La loi votée avec 57 voix contre 3, celles de l’ADR, modifie, à partir du 1er janvier 2015, les règles déterminant le lieu des prestations de services de télécommunication, de radiodiffusion et de télévision ainsi que des services fournis par voie électronique par des assujettis établis dans l’Union européenne à des personnes non assujetties établies dans Union européenne.
Alors que jusqu’à présent, ces prestations de services étaient imposables au lieu d’établissement du prestataire, le texte modifié prévoit que le lieu des prestations de services mentionnées fournies à une personne non assujettie est le lieu où cette personne est établie ou a son domicile ou sa résidence habituelle. Ce changement est en ligne avec les efforts européens visant à appliquer le principe de destination lors de l’imposition de services, a souligné le rapporteur.
Néanmoins, afin de simplifier les obligations qui incombent aux entreprises ayant des activités dans des Etats membres où elles ne sont pas établies, un système sera mis en place qui leur permettra de se faire identifier à la TVA et de déposer leurs déclarations périodiques par l’intermédiaire d’un seul point de contact électronique. Ce régime s’inspire de celui qui est déjà prévu en faveur des opérateurs établis en dehors de l’Union européenne et qui permet à ceux-ci de ne s’inscrire que dans un seul Etat membre pour tous les services électroniques effectués à l’intérieur de l’Union européenne à des personnes non assujetties à la TVA. De plus, les obligations déclaratives en lien avec ce régime particulier sont harmonisées au niveau communautaire. Le projet de loi met donc en place le cadre légal qui régit le régime particulier destiné aux assujettis établis dans l’Union européenne, alors que des règlements communautaires, directement applicables, établissent les modalités qui doivent assurer le fonctionnement du régime d’un point de vue pratique.
Vu que certaines de ces modifications concernant le lieu des prestations des services sont susceptibles d’avoir un impact sur le budget des Etats, l’application du texte de la directive 2008/8/CE du Conseil du 12 février 2008 prévoit qu’elle soit étalée sur une durée de 4 années.
En effet, si une entreprise passe par le guichet unique dans un Etat membre, en l’occurrence au Luxembourg (appelé "mini one-stop shop" à partir de 2015), alors celui-ci pourra garder en 2015 et 2016 30 % des recettes TVA générées par les prestations de services fournies aux utilisateurs situés dans un autre pays de l’UE, puis 15 % en 2017 et 2018, avant de passer à 0 % à partir de 2019.

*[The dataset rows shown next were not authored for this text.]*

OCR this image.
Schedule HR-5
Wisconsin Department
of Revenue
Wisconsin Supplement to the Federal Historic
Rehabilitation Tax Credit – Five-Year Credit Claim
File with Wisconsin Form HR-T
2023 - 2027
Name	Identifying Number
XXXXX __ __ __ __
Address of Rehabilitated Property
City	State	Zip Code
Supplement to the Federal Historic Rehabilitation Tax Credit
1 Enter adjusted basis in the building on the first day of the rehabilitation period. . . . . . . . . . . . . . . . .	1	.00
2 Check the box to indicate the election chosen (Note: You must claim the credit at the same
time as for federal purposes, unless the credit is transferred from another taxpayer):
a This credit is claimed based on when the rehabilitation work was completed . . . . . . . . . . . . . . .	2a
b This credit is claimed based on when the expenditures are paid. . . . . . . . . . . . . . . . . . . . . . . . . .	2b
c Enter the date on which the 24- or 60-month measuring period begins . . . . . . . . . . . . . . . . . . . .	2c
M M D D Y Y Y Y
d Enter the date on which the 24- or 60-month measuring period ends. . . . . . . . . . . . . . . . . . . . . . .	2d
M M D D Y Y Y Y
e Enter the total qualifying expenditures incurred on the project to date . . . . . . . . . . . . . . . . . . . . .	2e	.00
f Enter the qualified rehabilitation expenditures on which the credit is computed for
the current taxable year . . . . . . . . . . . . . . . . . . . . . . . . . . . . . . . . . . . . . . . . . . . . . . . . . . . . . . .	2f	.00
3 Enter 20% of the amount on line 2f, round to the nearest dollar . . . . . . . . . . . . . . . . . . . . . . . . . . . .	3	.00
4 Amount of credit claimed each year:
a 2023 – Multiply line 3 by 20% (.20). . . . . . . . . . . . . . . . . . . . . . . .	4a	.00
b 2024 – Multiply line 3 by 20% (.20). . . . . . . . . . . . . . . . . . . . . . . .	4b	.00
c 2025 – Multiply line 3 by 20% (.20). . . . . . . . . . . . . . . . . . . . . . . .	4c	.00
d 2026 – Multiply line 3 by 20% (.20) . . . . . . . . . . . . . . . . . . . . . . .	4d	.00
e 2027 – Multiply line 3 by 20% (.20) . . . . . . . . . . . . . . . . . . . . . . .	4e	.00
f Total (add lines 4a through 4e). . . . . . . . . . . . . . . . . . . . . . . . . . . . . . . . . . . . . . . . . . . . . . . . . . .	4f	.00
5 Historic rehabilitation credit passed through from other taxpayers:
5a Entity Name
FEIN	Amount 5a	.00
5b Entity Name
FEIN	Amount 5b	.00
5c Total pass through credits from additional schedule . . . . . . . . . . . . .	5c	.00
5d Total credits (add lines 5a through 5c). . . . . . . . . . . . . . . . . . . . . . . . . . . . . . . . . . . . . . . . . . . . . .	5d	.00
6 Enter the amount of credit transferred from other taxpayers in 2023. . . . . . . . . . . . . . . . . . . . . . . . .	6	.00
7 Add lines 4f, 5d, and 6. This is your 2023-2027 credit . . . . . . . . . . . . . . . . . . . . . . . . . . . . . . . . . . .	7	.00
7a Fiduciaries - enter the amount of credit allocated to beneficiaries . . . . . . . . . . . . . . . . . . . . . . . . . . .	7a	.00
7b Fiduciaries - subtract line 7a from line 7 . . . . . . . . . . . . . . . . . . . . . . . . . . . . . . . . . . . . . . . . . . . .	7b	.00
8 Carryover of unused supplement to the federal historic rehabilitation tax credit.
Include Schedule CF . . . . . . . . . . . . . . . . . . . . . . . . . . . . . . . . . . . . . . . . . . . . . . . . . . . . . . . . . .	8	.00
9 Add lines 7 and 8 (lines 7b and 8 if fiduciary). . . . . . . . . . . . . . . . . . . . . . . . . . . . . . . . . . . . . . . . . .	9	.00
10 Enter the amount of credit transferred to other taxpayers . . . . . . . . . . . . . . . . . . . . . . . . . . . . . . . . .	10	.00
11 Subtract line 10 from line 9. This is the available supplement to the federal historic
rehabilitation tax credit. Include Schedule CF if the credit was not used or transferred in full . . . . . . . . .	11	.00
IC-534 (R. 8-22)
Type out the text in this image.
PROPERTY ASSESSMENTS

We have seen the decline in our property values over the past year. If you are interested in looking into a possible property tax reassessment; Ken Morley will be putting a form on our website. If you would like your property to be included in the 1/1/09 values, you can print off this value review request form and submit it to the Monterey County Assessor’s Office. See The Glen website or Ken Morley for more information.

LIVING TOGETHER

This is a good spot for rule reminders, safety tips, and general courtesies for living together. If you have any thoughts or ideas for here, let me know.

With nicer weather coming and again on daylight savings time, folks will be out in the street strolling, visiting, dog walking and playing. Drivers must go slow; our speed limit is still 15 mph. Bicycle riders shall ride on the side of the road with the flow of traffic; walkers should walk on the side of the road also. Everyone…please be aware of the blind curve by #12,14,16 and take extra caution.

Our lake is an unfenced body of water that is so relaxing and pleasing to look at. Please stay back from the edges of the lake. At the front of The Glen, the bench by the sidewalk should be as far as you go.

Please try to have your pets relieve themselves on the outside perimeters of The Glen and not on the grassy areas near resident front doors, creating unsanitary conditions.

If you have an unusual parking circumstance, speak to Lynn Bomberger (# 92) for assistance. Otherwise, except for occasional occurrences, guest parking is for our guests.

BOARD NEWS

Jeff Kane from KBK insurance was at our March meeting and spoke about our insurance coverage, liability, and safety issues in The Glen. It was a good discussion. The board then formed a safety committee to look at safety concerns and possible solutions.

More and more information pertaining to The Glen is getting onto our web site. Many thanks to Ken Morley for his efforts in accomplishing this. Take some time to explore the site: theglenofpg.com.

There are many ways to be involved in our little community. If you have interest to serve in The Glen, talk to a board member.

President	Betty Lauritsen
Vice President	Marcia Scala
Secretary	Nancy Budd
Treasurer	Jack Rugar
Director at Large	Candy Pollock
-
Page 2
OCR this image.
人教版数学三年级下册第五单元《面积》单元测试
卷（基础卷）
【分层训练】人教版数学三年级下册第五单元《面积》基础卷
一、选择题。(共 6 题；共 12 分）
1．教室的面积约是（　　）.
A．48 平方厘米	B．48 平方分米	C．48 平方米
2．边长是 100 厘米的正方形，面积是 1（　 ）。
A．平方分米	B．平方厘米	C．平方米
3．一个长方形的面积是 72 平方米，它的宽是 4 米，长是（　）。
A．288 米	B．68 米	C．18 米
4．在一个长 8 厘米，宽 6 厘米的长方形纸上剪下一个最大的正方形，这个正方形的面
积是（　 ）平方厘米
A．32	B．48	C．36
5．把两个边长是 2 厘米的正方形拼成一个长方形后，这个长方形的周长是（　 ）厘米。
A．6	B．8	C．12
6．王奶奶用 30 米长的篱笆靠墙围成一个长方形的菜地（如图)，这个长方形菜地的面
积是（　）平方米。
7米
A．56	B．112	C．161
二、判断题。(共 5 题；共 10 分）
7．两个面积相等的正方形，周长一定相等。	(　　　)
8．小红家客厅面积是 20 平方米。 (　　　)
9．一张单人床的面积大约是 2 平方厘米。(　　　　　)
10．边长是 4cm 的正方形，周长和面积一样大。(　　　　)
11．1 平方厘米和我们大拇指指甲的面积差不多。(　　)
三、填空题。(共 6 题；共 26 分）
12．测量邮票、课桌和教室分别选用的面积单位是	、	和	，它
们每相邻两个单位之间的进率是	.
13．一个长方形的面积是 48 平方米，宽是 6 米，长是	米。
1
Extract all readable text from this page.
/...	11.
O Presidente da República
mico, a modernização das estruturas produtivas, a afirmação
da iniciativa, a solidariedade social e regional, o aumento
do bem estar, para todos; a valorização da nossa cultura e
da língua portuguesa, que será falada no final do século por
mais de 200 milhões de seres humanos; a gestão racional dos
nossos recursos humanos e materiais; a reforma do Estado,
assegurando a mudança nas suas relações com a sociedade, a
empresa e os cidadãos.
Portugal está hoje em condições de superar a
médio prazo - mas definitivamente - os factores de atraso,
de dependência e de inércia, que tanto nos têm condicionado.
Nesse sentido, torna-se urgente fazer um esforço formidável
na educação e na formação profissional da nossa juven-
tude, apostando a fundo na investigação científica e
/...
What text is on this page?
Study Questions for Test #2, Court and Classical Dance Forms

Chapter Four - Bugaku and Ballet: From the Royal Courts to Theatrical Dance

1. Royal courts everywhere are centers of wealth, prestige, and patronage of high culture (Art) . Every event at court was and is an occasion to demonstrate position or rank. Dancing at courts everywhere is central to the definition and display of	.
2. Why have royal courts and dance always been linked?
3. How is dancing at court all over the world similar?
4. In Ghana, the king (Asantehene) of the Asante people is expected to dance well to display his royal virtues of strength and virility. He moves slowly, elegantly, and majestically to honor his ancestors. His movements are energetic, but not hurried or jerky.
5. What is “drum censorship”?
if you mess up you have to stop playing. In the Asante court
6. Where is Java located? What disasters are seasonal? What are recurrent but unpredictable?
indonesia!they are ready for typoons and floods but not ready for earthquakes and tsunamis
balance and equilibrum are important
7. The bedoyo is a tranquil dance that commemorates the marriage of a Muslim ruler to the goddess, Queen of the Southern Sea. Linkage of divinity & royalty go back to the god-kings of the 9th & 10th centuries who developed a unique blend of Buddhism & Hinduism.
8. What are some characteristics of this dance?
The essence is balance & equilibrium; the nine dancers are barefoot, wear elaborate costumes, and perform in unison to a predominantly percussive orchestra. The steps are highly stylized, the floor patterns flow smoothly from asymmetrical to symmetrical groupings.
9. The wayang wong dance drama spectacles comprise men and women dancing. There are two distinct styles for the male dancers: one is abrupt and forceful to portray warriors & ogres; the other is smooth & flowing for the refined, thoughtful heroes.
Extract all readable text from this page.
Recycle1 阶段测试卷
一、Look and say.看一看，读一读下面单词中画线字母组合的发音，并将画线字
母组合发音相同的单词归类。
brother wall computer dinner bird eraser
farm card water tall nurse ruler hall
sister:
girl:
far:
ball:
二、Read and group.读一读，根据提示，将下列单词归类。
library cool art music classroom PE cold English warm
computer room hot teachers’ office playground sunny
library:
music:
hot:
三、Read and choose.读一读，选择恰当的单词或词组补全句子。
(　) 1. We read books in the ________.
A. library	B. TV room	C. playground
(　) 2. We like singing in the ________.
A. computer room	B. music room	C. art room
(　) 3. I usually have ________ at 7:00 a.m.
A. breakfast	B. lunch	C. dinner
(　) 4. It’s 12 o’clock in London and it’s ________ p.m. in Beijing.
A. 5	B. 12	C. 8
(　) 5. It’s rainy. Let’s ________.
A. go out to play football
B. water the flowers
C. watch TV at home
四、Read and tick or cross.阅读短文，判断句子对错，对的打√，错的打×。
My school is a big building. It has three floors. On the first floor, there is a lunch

Dans son intervention, Guy Arendt, qui se basait sur une note de l’Administration de l’Enregistrement, a estimé la baisse des recettes de TVA venant du commerce électronique à un minimum de 628 millions d’euros en 2015, et ce dans l’hypothèse où les grandes entreprises du commerce électronique devaient opter pour le régime du guichet unique transitoire, à 737 millions d’euros en 2016 et plus d’un milliard en 2017 et 2018. Mais comme nul ne sait comment se développeront les recettes TVA de l’e-commerce, parce que nul ne sait combien d’entreprises opteront pour le guichet unique, il ne s’agit que d’une hypothèse.
Une des critiques de Guy Arendt a été que le Luxembourg n’a pas abordé la question "de manière suffisamment proactive", dans la mesure où la décision a été prise fin 2007 et que la directive date de 2008.
Gilles Roth du CSV a parlé d’une "loi très technique" qui comporte "une chance pour le Luxembourg", ce guichet unique qui permet en théorie de garder encore 30 % des recettes en 2015 et 2016 et 15 % des recettes jusqu’en 2018. Il pense que les grandes entreprises de l’e-commerce opteront pour le guichet unique, le Luxembourg disposant de bonnes infrastructures de communication. Par ailleurs, il a estimé que la perte des recettes fiscales venant de l’e-commerce ne pourra pas être compensée par les seules économies budgétaires que le gouvernement projette. Il faudra des hausses d’impôts, dont la hausse de 15 à 17 % de la TVA, mais une hausse qui ne devrait pas être appliquée au logement locatif, car ce serait contreproductif en termes de politique du logement. Pour lui, le gouvernement devrait dans les mois à venir non pas présenter les grandes lignes de la réforme fiscale qu’il projette, mais répondre à certaines questions cruciales comme le taux marginal en matière d’impôt sur le revenu, comment il entend réduire la "bosse des classes moyennes" dans le barème des impôts et comment il envisage de taxer le logement locatif en termes de TVA.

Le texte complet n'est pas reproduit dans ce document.